A driver in a car traveling at a speed of 21.8m/s sees a cat 101 m away on the road. How long will it take for the car to accelerate uniformly to a stop in exactly 99m?

To determine how long it will take for the car to come to a stop, we can use the equations of motion. Let's define the variables: - Initial velocity, \( u = 21.8 \, \text{m/s} \) - Final velocity, \( v = 0 \, \text{m/s} \) (the car eventually stops) - Displacement, \( s = 99 \, \text{m} \) First, we can use the following kinematic equation that relates these variables: \[ v^2 = u^2 + 2as \] Where: - \( a \) is the acceleration (which will be negative since the car is decelerating).

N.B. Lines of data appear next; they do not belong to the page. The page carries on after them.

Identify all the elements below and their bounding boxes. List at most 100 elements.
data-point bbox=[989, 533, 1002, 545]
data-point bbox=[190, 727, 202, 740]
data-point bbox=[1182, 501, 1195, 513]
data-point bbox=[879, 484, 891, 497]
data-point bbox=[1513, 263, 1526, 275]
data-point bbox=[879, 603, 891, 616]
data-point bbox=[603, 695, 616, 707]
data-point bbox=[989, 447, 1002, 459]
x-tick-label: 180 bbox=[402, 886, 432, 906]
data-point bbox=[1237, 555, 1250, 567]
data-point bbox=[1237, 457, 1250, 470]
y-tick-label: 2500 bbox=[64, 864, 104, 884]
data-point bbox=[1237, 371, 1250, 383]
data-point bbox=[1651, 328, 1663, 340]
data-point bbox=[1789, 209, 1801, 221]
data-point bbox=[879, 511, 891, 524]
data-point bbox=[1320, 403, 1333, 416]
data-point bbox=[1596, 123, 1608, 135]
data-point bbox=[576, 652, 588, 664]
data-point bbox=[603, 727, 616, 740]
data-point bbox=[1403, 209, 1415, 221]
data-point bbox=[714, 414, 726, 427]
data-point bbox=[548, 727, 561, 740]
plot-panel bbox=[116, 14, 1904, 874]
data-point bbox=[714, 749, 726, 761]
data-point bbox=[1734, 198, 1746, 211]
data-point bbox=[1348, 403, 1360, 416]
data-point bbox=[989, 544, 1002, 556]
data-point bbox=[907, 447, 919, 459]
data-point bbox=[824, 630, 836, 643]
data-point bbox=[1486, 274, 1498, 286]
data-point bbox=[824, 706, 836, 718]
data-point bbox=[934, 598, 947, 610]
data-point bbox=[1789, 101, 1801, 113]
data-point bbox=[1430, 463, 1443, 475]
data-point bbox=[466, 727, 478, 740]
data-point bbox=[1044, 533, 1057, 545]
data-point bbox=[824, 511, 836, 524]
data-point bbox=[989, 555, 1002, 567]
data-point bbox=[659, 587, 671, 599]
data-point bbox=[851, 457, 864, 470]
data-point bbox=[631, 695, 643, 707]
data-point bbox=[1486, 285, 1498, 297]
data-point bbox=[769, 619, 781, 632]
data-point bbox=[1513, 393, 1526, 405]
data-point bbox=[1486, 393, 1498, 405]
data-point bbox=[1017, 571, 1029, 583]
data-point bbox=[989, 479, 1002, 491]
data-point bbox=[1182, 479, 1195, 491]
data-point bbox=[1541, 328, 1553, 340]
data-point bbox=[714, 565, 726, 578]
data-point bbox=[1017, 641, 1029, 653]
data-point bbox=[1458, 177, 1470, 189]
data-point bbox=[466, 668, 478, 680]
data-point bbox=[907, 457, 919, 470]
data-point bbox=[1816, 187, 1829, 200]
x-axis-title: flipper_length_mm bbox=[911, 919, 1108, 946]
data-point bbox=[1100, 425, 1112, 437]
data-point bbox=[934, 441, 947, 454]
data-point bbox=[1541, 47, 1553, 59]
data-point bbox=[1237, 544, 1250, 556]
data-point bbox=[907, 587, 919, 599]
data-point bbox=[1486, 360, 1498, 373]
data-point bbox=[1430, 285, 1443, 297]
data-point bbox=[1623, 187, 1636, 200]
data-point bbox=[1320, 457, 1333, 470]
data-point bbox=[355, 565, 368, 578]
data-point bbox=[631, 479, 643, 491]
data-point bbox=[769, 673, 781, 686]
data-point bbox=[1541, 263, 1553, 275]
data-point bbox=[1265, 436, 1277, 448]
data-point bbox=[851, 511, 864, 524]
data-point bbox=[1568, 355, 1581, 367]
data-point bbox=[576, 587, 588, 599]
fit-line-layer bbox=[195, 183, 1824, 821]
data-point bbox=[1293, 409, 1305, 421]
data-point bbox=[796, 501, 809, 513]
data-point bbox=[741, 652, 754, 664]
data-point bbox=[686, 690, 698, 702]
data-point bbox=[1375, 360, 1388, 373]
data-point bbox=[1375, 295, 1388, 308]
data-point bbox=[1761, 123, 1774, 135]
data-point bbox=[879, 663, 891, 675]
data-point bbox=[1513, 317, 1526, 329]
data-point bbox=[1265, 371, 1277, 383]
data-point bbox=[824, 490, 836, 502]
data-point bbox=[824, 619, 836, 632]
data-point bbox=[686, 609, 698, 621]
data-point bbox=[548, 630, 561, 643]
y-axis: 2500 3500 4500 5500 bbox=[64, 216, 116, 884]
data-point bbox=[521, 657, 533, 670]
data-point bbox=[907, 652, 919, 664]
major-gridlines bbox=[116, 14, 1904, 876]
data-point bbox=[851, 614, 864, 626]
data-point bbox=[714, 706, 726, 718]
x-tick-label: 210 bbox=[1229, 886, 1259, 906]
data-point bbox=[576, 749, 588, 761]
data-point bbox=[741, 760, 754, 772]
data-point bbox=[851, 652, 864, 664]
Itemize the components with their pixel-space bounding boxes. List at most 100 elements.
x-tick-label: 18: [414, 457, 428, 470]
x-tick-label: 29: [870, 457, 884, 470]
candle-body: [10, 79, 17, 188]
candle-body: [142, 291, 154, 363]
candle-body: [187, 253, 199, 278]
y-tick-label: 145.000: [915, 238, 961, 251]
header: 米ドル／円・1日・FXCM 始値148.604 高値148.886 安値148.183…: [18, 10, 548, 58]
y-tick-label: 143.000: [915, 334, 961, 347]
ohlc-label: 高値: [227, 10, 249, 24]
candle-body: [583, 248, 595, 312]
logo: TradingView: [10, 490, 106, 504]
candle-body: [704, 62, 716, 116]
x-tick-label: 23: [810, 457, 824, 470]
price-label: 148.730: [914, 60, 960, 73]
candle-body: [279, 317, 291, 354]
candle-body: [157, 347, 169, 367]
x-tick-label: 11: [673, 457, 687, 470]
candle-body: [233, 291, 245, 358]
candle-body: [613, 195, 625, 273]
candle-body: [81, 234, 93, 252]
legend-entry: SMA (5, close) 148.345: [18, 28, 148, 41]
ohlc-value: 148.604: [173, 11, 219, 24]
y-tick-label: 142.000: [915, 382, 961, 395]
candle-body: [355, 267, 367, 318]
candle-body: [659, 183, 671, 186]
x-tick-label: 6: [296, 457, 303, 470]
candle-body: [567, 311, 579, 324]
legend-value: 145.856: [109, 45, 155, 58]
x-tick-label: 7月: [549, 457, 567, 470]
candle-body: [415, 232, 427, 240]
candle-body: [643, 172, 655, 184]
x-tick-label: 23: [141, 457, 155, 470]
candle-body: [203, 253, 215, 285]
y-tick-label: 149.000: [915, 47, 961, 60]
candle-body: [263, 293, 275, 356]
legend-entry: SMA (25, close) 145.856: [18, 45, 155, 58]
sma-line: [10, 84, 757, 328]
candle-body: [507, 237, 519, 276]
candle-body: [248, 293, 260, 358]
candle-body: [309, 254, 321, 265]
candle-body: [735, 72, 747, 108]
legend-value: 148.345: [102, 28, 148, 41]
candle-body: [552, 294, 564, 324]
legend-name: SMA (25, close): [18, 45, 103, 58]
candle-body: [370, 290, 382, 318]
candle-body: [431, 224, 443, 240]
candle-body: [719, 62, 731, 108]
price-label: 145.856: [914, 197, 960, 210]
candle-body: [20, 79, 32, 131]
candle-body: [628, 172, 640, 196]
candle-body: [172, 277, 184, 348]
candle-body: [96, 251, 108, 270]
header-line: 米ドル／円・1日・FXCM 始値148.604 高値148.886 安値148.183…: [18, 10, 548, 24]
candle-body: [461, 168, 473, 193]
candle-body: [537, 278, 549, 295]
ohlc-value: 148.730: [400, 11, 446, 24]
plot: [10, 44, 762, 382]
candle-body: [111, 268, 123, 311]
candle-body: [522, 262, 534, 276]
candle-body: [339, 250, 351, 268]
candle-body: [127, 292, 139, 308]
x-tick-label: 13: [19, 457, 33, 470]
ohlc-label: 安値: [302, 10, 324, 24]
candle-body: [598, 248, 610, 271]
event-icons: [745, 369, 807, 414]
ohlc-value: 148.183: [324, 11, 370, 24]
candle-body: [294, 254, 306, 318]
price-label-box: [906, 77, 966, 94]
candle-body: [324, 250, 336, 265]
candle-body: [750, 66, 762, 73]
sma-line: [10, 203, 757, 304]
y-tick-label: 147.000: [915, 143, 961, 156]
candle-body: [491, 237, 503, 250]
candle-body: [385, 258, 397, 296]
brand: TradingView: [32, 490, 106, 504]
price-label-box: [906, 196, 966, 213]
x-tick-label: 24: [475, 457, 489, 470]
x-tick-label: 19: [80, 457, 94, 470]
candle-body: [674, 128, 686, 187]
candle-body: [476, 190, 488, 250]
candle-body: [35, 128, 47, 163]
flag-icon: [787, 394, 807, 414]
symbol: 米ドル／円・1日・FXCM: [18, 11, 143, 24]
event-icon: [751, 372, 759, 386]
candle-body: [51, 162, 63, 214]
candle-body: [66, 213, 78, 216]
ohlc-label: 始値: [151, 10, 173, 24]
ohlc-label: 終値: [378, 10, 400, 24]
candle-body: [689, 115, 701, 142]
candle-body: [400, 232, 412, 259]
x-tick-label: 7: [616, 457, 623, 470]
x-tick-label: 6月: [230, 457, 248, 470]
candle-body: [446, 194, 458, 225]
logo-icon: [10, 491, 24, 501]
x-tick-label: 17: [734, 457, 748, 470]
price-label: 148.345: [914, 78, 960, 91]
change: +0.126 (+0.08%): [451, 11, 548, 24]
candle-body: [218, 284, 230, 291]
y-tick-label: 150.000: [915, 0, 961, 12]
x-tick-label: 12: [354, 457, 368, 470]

Substituting in the known values: \[ 0 = (21.8)^2 + 2a(99) \] Calculating \( 21.8^2 \): \[ 21.8^2 = 475.24 \] So the equation becomes: \[ 0 = 475.24 + 198a \] Rearranging gives: \[ 198a = -475.24 \] Solving for \( a \): \[ a = \frac{-475.24}{198} \approx -2.40 \, \text{m/s}^2 \] Now we can find the time \( t \) it takes to stop using the first equation of motion: \[ v = u + at \] Substituting in our known values: \[ 0 = 21.8 + (-2.40)t \] Solving for \( t \): \[ 2.40t = 21.8 \] \[ t = \frac{21.8}{2.40} \approx 9.08 \, \text{s} \] Thus, it will take approximately **9.08 seconds** for the car to accelerate uniformly to a stop over the distance of 99 meters.